Everything is Interesting
To the Museums Association Conference at Cardiff where I am talking with Iain Watson of Tyne and Wear Museums and Professor Martyn Evans of Durham University on ‘What is a Museum?’
Who would have thought it could all be so interesting?
It’s all part of my current obsession to turn this website into a virtual museum that feels as rich and complex and story-ish as a real museum – a website that has, in short, discovered the secrets of ‘museum-ness’. With this ambition in mind I am shamelessly soliciting ideas around the conference.
So this is how my argument unfolds –
Let’s look first, I say, at the long history of imaginary museums – which is to say, museums created by artists, writers and film-makers, such as the Museum of Jurassic Technology and the Museum of Innocence in Istanbul (you’ll know them from this website). These semi-fictional museums cast a sideways but interesting light on real museums. They prompt us to ask, ‘Well then, if this is a museum, what does that say for our definition of museums? And if they’re not, well why not?’
So we each have our own definitions of ‘museum-ness’. These are mine –
- An immersive world that is saturated with a feeling of time-travel
- A startling physicality, the feeling of astonishment that these objects have journeyed through time and have lasted longer than I ever will
- A strong sense of story and memory, because a museum is more than a collection of things, it is also a web of meaning and story. Or, to put it another way, it is both a list and a story.

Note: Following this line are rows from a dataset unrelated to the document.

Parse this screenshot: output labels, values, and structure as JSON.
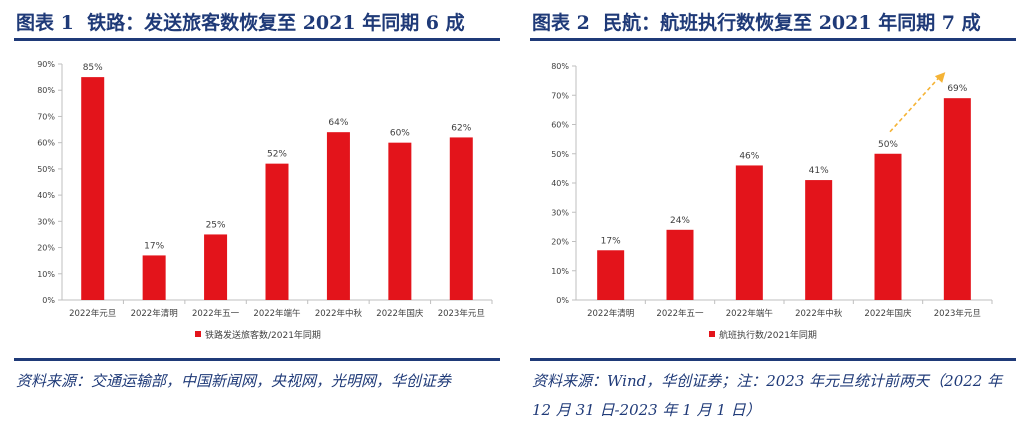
{
  "colors": {
    "bar": "#e3141b",
    "title": "#1f3a78",
    "axis": "#bfbfbf",
    "arrow": "#f5b335"
  },
  "chart_data": [
    {
      "type": "bar",
      "figure_label": "图表 1",
      "title": "铁路：发送旅客数恢复至 2021 年同期 6 成",
      "categories": [
        "2022年元旦",
        "2022年清明",
        "2022年五一",
        "2022年端午",
        "2022年中秋",
        "2022年国庆",
        "2023年元旦"
      ],
      "series": [
        {
          "name": "铁路发送旅客数/2021年同期",
          "values": [
            85,
            17,
            25,
            52,
            64,
            60,
            62
          ]
        }
      ],
      "data_labels": [
        "85%",
        "17%",
        "25%",
        "52%",
        "64%",
        "60%",
        "62%"
      ],
      "yticks": [
        "0%",
        "10%",
        "20%",
        "30%",
        "40%",
        "50%",
        "60%",
        "70%",
        "80%",
        "90%"
      ],
      "ylim": [
        0,
        90
      ],
      "legend_position": "bottom",
      "source": "资料来源：交通运输部，中国新闻网，央视网，光明网，华创证券"
    },
    {
      "type": "bar",
      "figure_label": "图表 2",
      "title": "民航：航班执行数恢复至 2021 年同期 7 成",
      "categories": [
        "2022年清明",
        "2022年五一",
        "2022年端午",
        "2022年中秋",
        "2022年国庆",
        "2023年元旦"
      ],
      "series": [
        {
          "name": "航班执行数/2021年同期",
          "values": [
            17,
            24,
            46,
            41,
            50,
            69
          ]
        }
      ],
      "data_labels": [
        "17%",
        "24%",
        "46%",
        "41%",
        "50%",
        "69%"
      ],
      "yticks": [
        "0%",
        "10%",
        "20%",
        "30%",
        "40%",
        "50%",
        "60%",
        "70%",
        "80%"
      ],
      "ylim": [
        0,
        80
      ],
      "legend_position": "bottom",
      "annotation": "dashed arrow pointing up from 2022年国庆 to 2023年元旦",
      "source": "资料来源：Wind，华创证券；注：2023 年元旦统计前两天（2022 年 12 月 31 日-2023 年 1 月 1 日）"
    }
  ]
}
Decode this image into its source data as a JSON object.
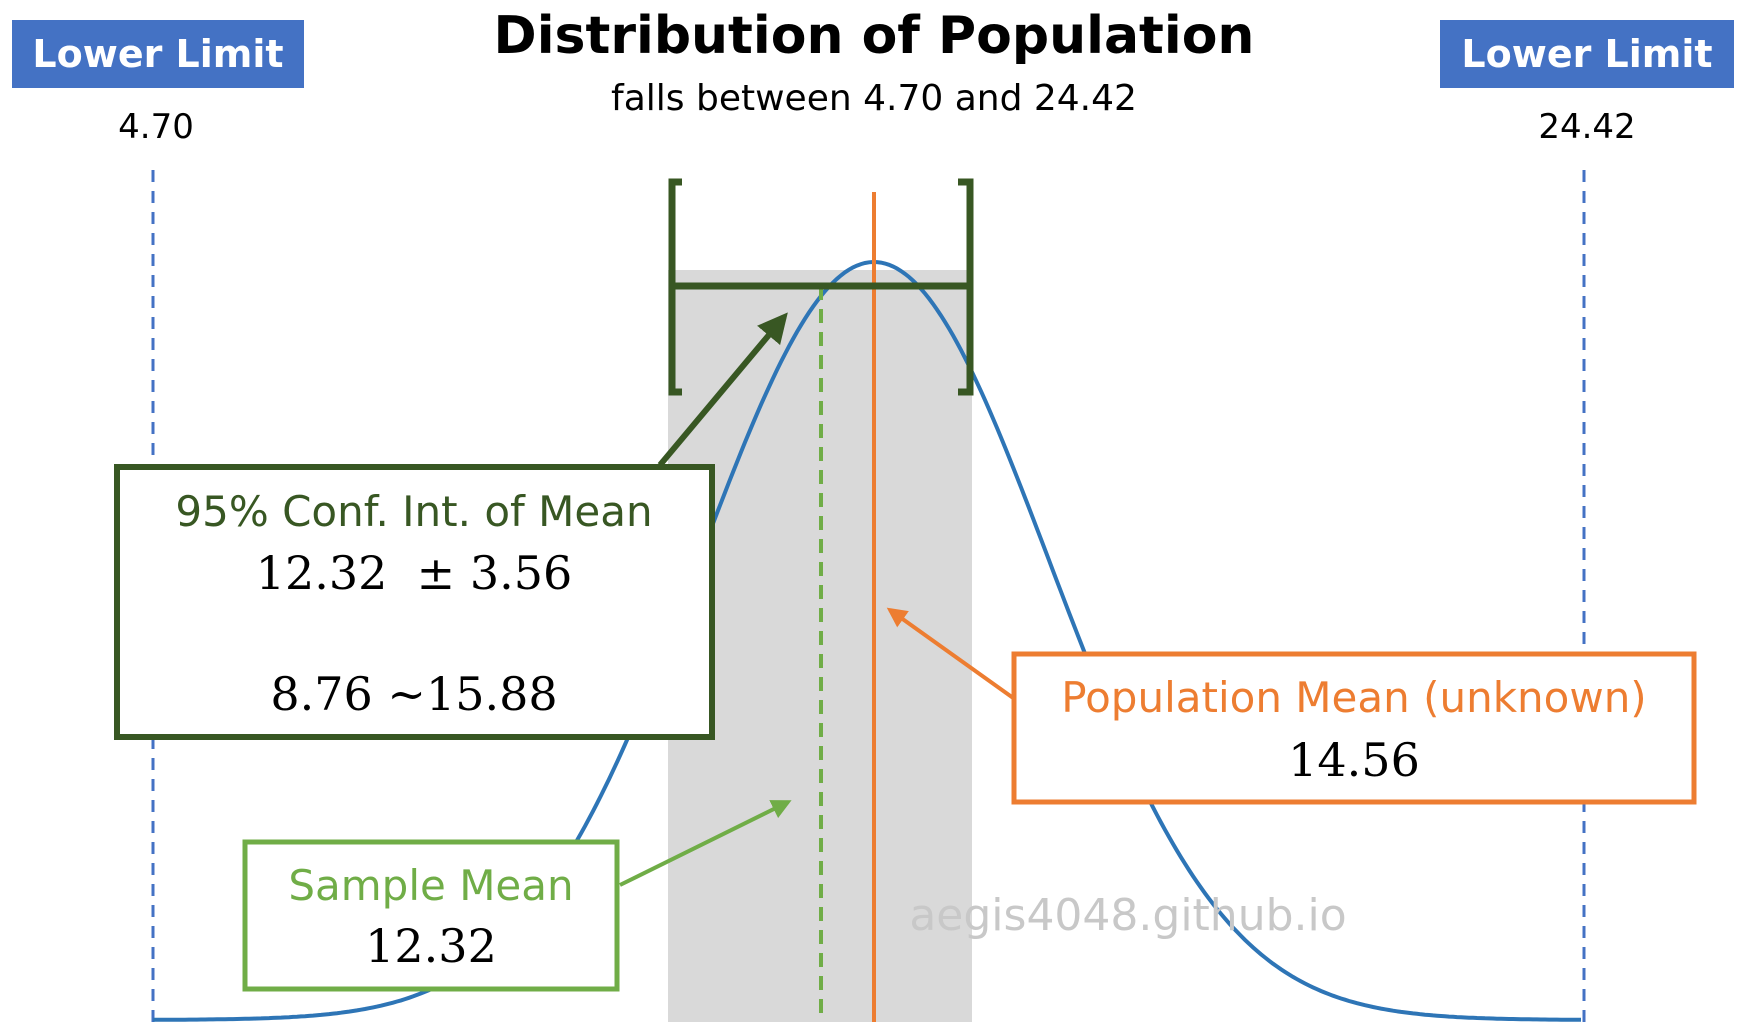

So much for ‘museum-ness’. But behind all these qualities lies one that holds them all together, and that is Imagination – the combined imagination of the curators, the museum-makers and the visitors – all brought to bear on the museum experience.
Imagination gives a lift to an experience. It gives wings to our ideas. It makes the experience feel light and floaty. When (in my day job) we devise real museums we find that they work best when they are more than the sum of their parts, when they rise above being only a list of artifacts. That extra element – that more-than-the-sum-of-their-parts-ness – is, I think, Imagination.
So it is no accident, I say to the audience, that the Museum of Marco Polo has a back story – a history, a location, a building we can imagine. We have given it a history not only because it adds a whimsical charm to the site (although I would fight to the death for the right of museums to have charm) but also because it is a way of giving the Museum of Marco Polo as much reality as we can muster by giving the visitors permission to imagine it.
‘Real museums really exist,’ you will say – to which I would answer that the Museum of Innocence in Istanbul really exists but at the same time is entirely fictional. ‘And real museums are full of real objects’ – but can’t good film make objects feel real? ‘And real museums tell the truth’ – except, of course, not always.
But – and this is my main point – what is true of imaginary museums – the playfulness, the lightness, the sense of airy imagination – is also true, or could be, of real museums.
So I want to thank (as they say in Oscar speeches) –
- The person who asked if a museum can be a museum if it doesn’t know it is a museum?
- The person who asked if the curator’s intentions can ever feed through into the final creation, or are they always fated to get lost?
- And the person who asked if a museum can be a museum if it only has one object in it? (By democratic vote the answer was yes, although the reverse, we decided, wasn’t true; a museum must be at least one short of all the objects in the universe because a museum can’t be a museum without selection.)
All this thinking because we wondered what makes a museum and whether we can count an imaginary museum as a real one? Who would have thought it could all be so interesting?
(The image is by Isabel Greenberg and shows the Museum of Marco Polo as the waters rise around it.)